Ils sont mus plus souvent par la peur qui engendre la panique, la cupidité qui entraîne l’euphorie et amplifie les mouvements et les changements de direction. C’est ce que Stan Weinstein, qui a écrit Secrets pour Gagner en Bourse (editions Valor), éditeur de la lettre The Professional Tape Reader et initiateur de la méthode d’analyse des phases, qualifie de mentalité de yo-yo de foules.
Certains attribuent cette volatilité accrue aux nouveaux instruments de marchés Futures ou Options et aux dérégulations qui ont libéré les marchés mondiaux ces dernières années. Cela est peu probable. Les comportements actuels des marchés ont, si nous nous penchons sur l’histoire des bourses, une récurrence cyclique qui peut être tracée avec une relative précision. D’ailleurs les plus grands techniciens historiques, que ce soit Charles Dow ou Ralph Nelson Elliot ont bien reconnu une certaine répétition des mouvements de base au niveau des indices boursiers, donc une cyclicité dans la répétition des formes (si ce n’est dans l’amplitude ou la durée de ces formes).
Les excès actuels des marchés dans cette optique sont plus le témoignage de la psychologie de hommes, que la conséquence de l’arrivée d’instruments nouveaux de spéculation.
Qui se rappelle qu’en 1929 le krach - traité d’aberration - avait été mis sur le compte de l’hyper spéculation engendrée par la technique des appels de marge ou margin calls. Les bouc-émissaires de 1987, dénoncés par la commission Brady (commission sénatoriale chargée d’enquêter sur les causes du krach d’octobre 1987) sont les programmes d’assurance de portefeuille (technique de gestion de portefeuille qui consiste à vendre des futures sur indices boursiers lorsque le marché tombe afin de se protéger contre de nouvelles chutes de cours) et les nouveaux instruments de Chicago – Options et Futures. Les raisons de ce krach sont certainement bien plus profondes.
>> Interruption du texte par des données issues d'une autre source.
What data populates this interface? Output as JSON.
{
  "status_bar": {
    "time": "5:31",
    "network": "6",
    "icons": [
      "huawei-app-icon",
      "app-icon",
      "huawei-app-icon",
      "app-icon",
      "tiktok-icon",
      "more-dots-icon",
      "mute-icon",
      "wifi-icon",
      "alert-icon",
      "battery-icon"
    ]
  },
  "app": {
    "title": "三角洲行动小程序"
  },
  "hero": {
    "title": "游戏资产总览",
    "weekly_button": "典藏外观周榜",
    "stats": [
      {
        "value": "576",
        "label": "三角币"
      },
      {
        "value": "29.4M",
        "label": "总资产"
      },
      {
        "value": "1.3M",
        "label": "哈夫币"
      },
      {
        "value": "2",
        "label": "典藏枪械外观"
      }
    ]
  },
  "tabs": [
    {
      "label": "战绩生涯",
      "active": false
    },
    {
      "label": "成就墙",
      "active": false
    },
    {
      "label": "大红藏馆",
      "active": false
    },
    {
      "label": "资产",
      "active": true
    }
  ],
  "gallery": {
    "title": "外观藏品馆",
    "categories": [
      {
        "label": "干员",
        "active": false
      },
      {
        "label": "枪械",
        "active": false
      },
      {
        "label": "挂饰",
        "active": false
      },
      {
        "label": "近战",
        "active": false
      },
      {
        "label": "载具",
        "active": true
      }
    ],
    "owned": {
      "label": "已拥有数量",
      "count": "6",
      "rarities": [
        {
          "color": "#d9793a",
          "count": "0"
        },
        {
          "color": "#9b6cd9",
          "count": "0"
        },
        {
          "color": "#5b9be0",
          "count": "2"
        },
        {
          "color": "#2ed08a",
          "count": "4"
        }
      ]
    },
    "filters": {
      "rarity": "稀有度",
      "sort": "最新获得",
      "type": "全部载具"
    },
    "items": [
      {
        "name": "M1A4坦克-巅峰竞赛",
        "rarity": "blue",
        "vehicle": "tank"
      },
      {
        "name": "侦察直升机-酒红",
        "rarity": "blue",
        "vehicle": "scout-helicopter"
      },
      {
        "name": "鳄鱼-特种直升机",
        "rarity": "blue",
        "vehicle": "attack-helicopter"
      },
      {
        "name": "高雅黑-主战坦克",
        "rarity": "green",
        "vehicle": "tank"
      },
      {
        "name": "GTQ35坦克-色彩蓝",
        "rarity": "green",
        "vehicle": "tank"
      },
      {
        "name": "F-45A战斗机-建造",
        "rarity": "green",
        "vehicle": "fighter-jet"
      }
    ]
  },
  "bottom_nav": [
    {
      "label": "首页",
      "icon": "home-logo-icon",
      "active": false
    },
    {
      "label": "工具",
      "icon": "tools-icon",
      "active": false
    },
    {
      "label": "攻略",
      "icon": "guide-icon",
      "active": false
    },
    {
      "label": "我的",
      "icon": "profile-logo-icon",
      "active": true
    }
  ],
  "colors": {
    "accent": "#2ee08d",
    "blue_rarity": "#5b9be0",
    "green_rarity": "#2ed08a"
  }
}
Pour l’heure, il est important de comprendre le grand poids de la psychologie humaine dans les mouvements des marchés et de savoir que ce psyché collectif est observé graphiquement par l’étude historique des indices boursiers. Cela démontre que le mouvements de marchés, s’ils ne sont pas rationalisables par des relations simples avec l’économie réelle, ne sont pas non plus purement aléatoires. Il existe des méthodes qui chercheront à capter la récurrence de certains facteurs ou de certaines situations psychologiques dans les évolutions des marchés.
Voilà pourquoi la recherche de la fiabilité absolue d’une méthode qui intègre l’irrationnel humain ne peut être que vœu pieux.
Un dicton dit que si l’Histoire ne se répète pas, il lui arrive de bégayer. Il a souvent trouvé son illustration sur les marchés.